Few zoning battles in Baltimore County have reached the fever pitch of that over "The Heights," a luxury high-rise proposal that has pitted its developer and local businesses against homeowners opposed to development of one of the last swaths of vacant land in Pikesville.
Developer Howard Brown wants to build two high-rises - one 15 stories, one nine stories, with condominiums costing as much as $2 million - on 36 acres of surplus land from Druid Ridge Cemetery on the northeast side of Park Heights Avenue at Old Court Road.
Brown has taken his lobbying efforts to the pages of the Baltimore Jewish Times, with several full-page advertisements promising an "exquisite lifestyle" with a "breathtaking view of a perfect landscape."
The Sept. 8 ad appeared to be a challenge to County Councilman Kevin B. Kamenetz with its headline, "A Luxurious Future May be Just 32 Days Away." The "32 Days" is a reference to the Oct. 10 deadline for Kamenetz, who represents Pikesville and Randallstown, and the council to decide whether to give Brown and his company, David S. Brown Enterprises, the zoning they need for the 275-unit project.
Topic dominates meeting
Tuesday night, debate over the project dominated a zoning hearing at Milford Mill Academy. The council was scheduled to hear comments on 79 other zoning issues, but nearly half the speakers gave them an earful - pro and con - about the Heights. From the stage Kamenetz was poker-faced, giving no hint of his decision on the project or the strain he's under.

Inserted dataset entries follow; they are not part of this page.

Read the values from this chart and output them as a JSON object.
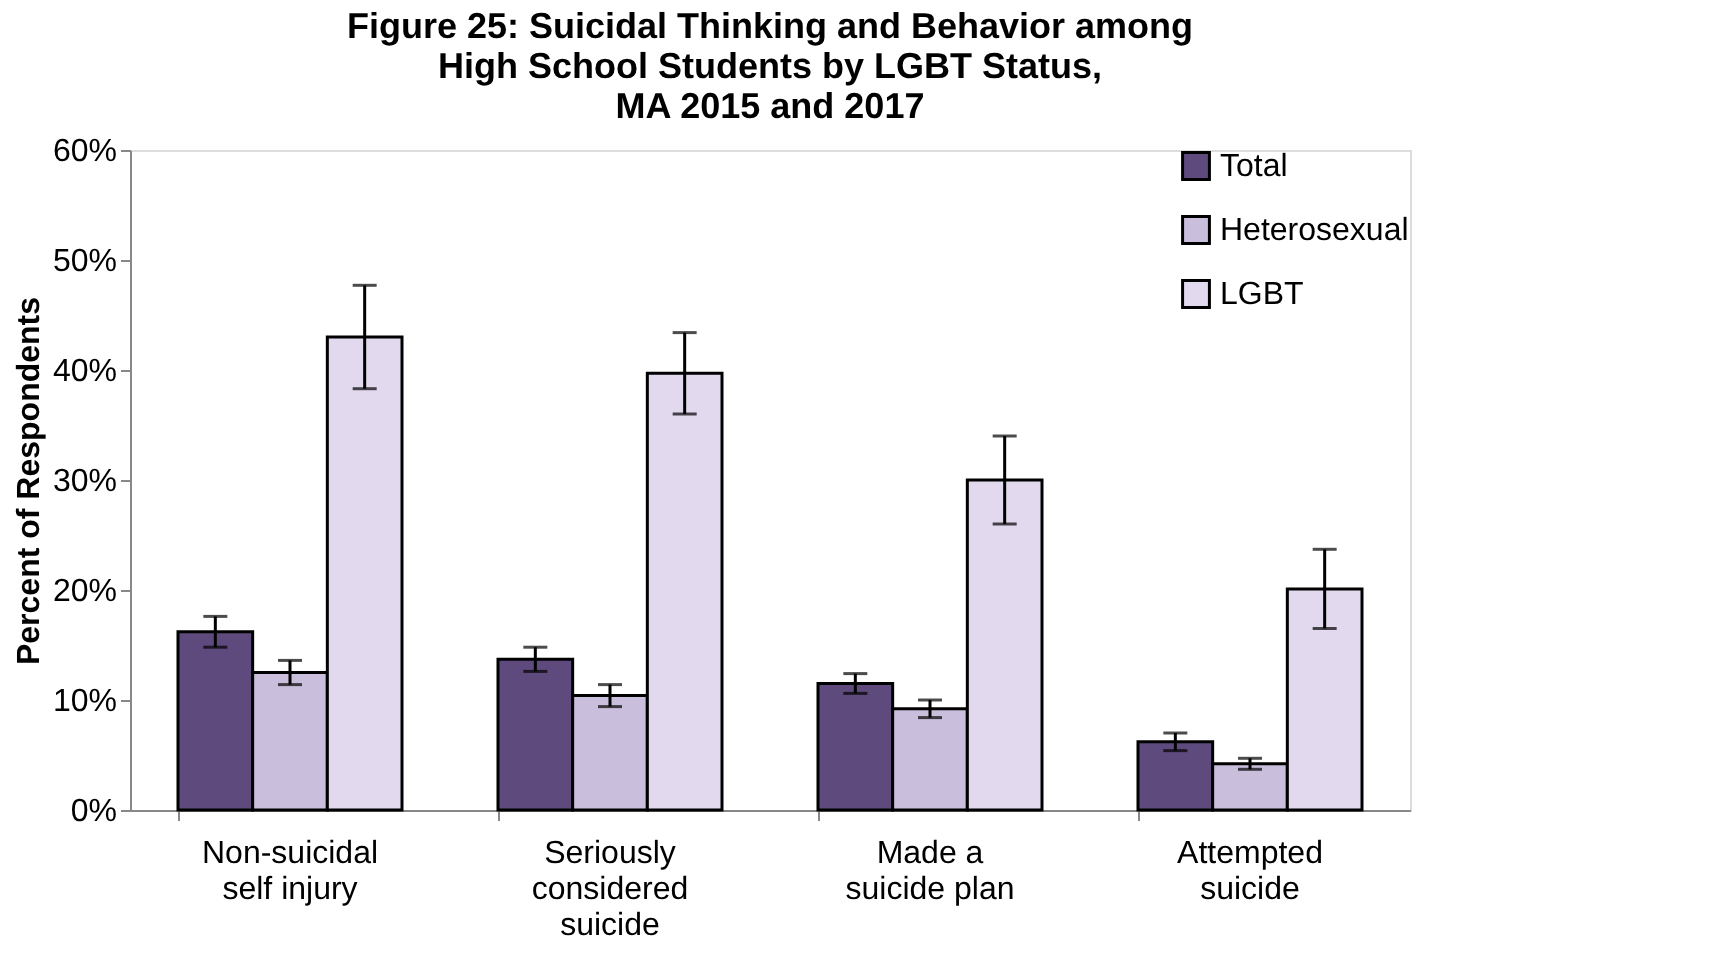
{
  "chart_data": {
    "type": "bar",
    "title": "Figure 25: Suicidal Thinking and Behavior among\nHigh School Students by LGBT Status,\nMA 2015 and 2017",
    "ylabel": "Percent of Respondents",
    "categories": [
      "Non-suicidal\nself injury",
      "Seriously\nconsidered\nsuicide",
      "Made a\nsuicide plan",
      "Attempted\nsuicide"
    ],
    "series": [
      {
        "name": "Total",
        "color": "#5e4a7c",
        "values": [
          16.2,
          13.7,
          11.5,
          6.2
        ],
        "errors": [
          1.4,
          1.1,
          0.9,
          0.8
        ]
      },
      {
        "name": "Heterosexual",
        "color": "#c9bedb",
        "values": [
          12.5,
          10.4,
          9.2,
          4.2
        ],
        "errors": [
          1.1,
          1.0,
          0.8,
          0.5
        ]
      },
      {
        "name": "LGBT",
        "color": "#e2d9ee",
        "values": [
          43.0,
          39.7,
          30.0,
          20.1
        ],
        "errors": [
          4.7,
          3.7,
          4.0,
          3.6
        ]
      }
    ],
    "ylim": [
      0,
      60
    ],
    "yticks": [
      {
        "value": 0,
        "label": "0%"
      },
      {
        "value": 10,
        "label": "10%"
      },
      {
        "value": 20,
        "label": "20%"
      },
      {
        "value": 30,
        "label": "30%"
      },
      {
        "value": 40,
        "label": "40%"
      },
      {
        "value": 50,
        "label": "50%"
      },
      {
        "value": 60,
        "label": "60%"
      }
    ],
    "grid": false,
    "legend": "top right"
  }
}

"I've received tremendous pressure from both sides. I will try to do what is best for the community," he said later, declining to say how he will vote. By tradition, the rest of the council will go along with Kamenetz's votes in his district.
In addition to the ads and public testimony, Brown's company has sent letters to "Friends of the Heights" urging them to lobby Kamenetz because "Time is running out!"
Brown, one of several people testifying for the project, told the council his project is a "smart growth" initiative to revitalize the older community of Pikesville and add $150 million of property to the county's tax base. Later, in an interview, he said his ad campaign was not meant to pressure Kamenetz, but to "demonstrate there's a market" for the luxury condos.
He said he has 175 people who want to buy the units, which would sell for $275,000 to $2 million.
Brown and his supporters say the project is needed for wealthy "empty nesters" who don't want to leave Pikesville.
'Death knell of Pikesville'
Stanley Ginsburg, president of Floors Etc. in Pikesville, told the council that rejecting the Heights development would sound "the death knell of Pikesville."
But more than 40 people stood up in opposition. Many of them spoke out, saying they were worried about increased traffic and development of one of the last large green spaces in Pikesville.
Marcia Greenfield, who lives in the Fields of Stevenson across Park Heights Avenue from the cemetery, said she worries about the impact on traffic.
"It sometimes takes 25 minutes to go one block. It's a pity to think what would happen in the future," she told the council.
David Glickman, president of the Longmeadow Association, a community of 118 homes across from the cemetery, said "parkland is what is compatible" to the neighborhood, rather than high-rise condominiums.
He later said he is concerned about the water runoff, automobile exhaust and traffic the new project could bring.
Although most homeowners opposed the project, one, Jimmy Rosenfield of the Fields of Stevenson - a longtime friend of one of the developers - asked the council to "give the Heights project a fair chance."